Institute of Informatics and Communication
- Type: Public
- Established: 1997
- Affiliations: University of Delhi
- Head of Department: Dr Sanjeev Singh
- Location: New Delhi, Delhi, India
- Campus: South Campus;
- Nickname: IIC
- Website: www.iic.du.ac.in

= Institute of Informatics and Communication =

University of Delhi South Campus

Institute of Informatics and Communication (IIC) is a constituent institute of the University of Delhi, in New Delhi, India. The institute offers degree in Masters of Science (Informatics). The institute was established in 1997 and has an intake of 78 students.
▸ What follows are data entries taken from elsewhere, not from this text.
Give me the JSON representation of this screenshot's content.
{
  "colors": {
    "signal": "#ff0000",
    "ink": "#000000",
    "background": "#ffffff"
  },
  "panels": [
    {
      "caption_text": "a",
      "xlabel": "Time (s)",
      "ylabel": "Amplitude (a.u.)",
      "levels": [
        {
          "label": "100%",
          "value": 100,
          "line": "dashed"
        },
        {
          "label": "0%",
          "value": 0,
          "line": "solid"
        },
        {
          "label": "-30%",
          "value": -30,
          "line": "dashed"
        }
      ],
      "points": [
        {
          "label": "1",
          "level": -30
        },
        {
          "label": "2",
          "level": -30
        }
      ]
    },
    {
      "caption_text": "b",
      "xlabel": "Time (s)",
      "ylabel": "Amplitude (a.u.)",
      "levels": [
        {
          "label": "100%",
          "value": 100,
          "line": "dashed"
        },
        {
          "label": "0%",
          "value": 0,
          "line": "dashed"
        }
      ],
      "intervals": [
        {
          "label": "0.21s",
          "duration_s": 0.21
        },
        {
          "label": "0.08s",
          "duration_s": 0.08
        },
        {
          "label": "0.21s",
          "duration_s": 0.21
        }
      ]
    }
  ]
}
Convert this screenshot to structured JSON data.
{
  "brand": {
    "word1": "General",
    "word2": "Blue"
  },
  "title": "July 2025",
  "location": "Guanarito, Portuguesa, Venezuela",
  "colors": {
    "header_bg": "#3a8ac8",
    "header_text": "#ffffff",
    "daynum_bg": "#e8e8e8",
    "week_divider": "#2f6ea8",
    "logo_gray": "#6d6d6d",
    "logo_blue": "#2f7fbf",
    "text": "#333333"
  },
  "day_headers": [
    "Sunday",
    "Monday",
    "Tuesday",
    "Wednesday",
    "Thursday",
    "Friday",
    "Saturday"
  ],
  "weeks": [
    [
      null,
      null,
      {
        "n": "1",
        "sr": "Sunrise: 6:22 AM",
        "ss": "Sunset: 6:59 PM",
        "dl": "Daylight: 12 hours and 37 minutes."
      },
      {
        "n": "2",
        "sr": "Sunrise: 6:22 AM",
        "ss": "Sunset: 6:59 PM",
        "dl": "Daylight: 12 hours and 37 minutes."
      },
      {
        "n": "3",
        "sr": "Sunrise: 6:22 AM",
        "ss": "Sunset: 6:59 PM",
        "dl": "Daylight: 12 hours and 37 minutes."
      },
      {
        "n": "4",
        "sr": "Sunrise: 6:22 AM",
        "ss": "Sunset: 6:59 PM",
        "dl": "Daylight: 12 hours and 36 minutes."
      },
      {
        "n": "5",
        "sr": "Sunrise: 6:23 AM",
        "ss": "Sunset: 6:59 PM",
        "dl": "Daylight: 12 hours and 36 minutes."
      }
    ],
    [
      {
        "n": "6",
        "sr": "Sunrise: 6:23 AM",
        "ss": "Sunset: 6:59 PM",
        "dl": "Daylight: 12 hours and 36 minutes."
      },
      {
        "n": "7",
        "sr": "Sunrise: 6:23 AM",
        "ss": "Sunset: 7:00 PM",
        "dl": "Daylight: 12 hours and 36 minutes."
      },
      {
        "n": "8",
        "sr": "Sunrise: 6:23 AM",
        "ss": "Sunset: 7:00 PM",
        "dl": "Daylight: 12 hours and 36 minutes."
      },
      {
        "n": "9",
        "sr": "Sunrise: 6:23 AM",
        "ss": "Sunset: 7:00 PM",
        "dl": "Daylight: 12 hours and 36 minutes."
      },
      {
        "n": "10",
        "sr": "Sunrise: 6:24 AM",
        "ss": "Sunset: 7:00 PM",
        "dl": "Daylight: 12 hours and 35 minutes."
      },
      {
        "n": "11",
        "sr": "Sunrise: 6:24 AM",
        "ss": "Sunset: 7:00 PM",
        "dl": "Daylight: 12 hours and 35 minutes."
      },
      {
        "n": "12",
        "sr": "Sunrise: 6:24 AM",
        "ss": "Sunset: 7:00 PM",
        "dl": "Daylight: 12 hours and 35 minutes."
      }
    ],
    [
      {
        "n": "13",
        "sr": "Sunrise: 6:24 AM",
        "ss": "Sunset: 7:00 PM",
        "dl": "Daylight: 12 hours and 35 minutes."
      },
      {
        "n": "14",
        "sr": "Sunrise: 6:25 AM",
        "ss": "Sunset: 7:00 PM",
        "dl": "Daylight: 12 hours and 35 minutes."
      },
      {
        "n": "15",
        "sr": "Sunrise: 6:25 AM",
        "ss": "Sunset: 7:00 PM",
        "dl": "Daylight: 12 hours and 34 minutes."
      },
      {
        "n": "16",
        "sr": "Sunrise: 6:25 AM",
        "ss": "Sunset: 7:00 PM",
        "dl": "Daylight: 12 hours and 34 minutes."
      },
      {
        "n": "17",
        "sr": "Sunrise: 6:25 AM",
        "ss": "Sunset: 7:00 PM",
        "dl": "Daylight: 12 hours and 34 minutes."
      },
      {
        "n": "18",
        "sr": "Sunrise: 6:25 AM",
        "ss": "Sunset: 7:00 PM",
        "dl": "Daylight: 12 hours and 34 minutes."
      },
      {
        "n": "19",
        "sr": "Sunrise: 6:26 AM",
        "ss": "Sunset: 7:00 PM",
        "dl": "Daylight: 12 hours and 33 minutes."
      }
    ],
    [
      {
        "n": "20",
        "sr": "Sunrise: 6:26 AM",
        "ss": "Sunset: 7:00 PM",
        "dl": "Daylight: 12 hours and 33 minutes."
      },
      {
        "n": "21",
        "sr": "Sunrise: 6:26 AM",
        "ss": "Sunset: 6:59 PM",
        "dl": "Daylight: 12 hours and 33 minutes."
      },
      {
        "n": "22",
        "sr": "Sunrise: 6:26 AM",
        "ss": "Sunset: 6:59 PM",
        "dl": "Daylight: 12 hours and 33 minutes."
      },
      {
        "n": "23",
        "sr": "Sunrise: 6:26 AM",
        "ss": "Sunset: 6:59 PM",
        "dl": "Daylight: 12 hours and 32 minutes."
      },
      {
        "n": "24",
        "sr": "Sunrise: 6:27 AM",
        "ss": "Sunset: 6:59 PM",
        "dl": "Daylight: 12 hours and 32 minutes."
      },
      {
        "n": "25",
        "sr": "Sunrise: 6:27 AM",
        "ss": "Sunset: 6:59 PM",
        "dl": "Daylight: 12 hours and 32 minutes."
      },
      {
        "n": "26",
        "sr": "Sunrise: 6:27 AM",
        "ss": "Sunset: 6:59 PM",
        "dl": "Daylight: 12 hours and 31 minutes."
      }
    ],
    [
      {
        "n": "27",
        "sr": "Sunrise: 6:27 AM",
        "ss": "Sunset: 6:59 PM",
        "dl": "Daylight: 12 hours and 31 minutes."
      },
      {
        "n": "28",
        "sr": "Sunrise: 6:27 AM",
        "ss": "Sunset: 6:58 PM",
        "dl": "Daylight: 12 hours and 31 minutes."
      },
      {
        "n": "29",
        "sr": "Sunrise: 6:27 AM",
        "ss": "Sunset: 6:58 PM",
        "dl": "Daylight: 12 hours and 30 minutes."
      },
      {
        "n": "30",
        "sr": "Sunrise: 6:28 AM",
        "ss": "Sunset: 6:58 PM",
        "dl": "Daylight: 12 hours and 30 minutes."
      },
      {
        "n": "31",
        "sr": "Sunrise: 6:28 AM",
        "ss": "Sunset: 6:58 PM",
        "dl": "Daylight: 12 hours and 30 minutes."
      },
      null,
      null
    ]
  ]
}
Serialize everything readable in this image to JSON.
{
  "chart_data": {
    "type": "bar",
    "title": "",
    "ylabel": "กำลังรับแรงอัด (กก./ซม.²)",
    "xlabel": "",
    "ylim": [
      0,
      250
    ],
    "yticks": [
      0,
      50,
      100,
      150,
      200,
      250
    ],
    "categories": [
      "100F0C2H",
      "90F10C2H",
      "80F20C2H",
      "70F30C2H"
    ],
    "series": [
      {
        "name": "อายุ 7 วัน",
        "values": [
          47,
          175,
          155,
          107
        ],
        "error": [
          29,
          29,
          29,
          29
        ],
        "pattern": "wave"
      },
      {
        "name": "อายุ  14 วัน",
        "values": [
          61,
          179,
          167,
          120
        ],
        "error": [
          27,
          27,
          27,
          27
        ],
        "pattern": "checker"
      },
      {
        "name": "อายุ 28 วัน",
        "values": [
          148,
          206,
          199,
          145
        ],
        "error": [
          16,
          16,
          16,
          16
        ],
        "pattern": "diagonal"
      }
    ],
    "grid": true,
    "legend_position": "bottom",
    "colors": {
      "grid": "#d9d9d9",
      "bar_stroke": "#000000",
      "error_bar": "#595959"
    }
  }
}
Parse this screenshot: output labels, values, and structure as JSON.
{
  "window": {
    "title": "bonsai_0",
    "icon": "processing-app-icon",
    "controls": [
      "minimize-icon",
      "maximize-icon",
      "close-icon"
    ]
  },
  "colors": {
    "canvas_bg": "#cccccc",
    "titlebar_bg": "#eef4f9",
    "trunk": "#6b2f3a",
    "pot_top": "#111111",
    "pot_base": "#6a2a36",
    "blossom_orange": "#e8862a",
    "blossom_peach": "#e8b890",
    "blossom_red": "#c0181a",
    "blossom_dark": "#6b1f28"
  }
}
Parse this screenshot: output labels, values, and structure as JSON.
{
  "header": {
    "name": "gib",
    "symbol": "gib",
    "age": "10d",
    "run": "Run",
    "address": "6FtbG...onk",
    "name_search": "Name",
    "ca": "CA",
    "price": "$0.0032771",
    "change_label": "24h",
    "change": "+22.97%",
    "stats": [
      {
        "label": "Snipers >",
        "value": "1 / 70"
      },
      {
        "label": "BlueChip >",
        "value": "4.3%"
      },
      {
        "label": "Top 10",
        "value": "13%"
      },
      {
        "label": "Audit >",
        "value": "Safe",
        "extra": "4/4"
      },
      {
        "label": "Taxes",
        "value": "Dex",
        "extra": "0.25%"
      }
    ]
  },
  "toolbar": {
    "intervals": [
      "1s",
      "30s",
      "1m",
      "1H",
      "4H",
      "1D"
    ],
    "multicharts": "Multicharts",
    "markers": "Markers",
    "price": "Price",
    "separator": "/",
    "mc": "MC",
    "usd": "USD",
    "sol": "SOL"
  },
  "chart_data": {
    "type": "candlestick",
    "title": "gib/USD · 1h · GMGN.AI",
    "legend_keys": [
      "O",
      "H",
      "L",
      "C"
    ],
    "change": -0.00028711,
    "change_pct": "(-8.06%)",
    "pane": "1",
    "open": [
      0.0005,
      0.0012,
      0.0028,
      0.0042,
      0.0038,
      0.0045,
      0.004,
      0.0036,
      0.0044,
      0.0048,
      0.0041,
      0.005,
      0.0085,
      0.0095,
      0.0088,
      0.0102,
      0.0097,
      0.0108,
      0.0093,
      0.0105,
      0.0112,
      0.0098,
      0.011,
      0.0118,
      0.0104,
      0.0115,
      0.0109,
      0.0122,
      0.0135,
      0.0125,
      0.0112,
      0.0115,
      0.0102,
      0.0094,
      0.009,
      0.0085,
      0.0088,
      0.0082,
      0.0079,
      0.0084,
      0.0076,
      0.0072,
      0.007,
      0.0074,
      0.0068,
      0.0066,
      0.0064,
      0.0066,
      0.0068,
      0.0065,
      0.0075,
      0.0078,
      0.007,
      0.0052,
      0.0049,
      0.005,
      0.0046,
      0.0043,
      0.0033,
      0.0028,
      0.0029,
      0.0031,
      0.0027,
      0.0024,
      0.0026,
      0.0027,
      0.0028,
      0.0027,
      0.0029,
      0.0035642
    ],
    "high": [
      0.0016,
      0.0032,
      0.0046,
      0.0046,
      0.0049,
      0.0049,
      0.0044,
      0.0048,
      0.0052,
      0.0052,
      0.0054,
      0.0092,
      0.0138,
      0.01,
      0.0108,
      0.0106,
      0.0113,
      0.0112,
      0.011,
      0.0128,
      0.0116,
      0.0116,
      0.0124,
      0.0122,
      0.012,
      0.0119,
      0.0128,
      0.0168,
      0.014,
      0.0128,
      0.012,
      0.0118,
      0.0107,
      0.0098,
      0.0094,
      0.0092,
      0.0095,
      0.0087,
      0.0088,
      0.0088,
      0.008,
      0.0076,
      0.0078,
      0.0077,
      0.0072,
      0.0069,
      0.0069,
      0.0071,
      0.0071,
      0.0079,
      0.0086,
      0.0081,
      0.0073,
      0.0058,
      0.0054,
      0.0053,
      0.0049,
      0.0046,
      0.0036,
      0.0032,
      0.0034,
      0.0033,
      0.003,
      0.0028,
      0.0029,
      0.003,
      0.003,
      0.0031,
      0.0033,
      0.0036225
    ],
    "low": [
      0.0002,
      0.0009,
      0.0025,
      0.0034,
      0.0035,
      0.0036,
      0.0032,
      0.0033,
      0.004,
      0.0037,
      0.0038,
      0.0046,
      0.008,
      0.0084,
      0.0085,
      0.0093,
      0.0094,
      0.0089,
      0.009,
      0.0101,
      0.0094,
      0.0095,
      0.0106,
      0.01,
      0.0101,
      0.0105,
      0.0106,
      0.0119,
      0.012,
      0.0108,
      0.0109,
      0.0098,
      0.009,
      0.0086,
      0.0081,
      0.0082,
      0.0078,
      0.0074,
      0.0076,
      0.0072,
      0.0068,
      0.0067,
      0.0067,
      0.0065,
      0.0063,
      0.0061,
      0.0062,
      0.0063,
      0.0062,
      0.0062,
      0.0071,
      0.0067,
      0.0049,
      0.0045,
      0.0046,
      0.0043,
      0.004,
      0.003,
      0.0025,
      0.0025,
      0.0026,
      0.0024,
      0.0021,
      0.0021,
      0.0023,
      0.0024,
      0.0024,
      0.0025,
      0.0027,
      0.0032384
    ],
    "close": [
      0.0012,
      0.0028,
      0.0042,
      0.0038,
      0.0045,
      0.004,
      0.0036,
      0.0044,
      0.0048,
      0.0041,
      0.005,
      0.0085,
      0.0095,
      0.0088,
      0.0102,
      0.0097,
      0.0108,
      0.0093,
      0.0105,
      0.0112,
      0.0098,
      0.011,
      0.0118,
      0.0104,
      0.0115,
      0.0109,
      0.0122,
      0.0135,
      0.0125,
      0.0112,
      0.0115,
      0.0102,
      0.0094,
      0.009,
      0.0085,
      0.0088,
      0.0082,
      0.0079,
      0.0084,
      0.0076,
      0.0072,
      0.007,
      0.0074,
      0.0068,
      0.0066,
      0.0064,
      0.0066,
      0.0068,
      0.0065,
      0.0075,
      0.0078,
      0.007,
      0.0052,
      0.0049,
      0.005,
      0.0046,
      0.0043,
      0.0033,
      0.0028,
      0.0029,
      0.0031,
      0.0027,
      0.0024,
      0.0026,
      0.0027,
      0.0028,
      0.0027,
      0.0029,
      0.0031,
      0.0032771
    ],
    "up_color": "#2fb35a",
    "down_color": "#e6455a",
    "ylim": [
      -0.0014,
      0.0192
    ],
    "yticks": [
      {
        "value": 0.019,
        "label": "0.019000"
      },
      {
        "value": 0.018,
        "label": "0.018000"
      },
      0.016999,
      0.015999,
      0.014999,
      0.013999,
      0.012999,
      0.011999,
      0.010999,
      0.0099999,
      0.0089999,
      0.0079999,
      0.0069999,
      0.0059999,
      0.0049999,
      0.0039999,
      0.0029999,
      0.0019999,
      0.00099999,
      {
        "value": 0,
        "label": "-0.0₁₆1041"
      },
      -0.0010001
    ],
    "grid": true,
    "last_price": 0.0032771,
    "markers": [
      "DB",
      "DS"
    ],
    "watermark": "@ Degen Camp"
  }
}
The institute provides studies in the field of informatics, which is essentially a blend of three domains: networking, telecommunication and software, on three major platforms: Windows, Linux and Macintosh.

== Notable alumni ==

- Prashant Pillai, Professor of Cyber Security and Associate Dean for Research and Knowledge Enterprise at University of Wolverhampton

==Events at IIC==
- Techspur is an annual one-day technical seminar at IIC organised primarily aiming at strengthening the industry-academic relationship. It comprises talks by eminent personalities from the field of communication and information technology.
- REMINISCENCE:The alumni meet of IIC.
- Envisage is a national level technical festival organised annually to promote open source technical excellence. The event provides platform for students to participate from across the country. The principal aim of the fest is to facilitate the growth and exchange of knowledge and imagination among the participants of diverse educational backgrounds hailing from all over India.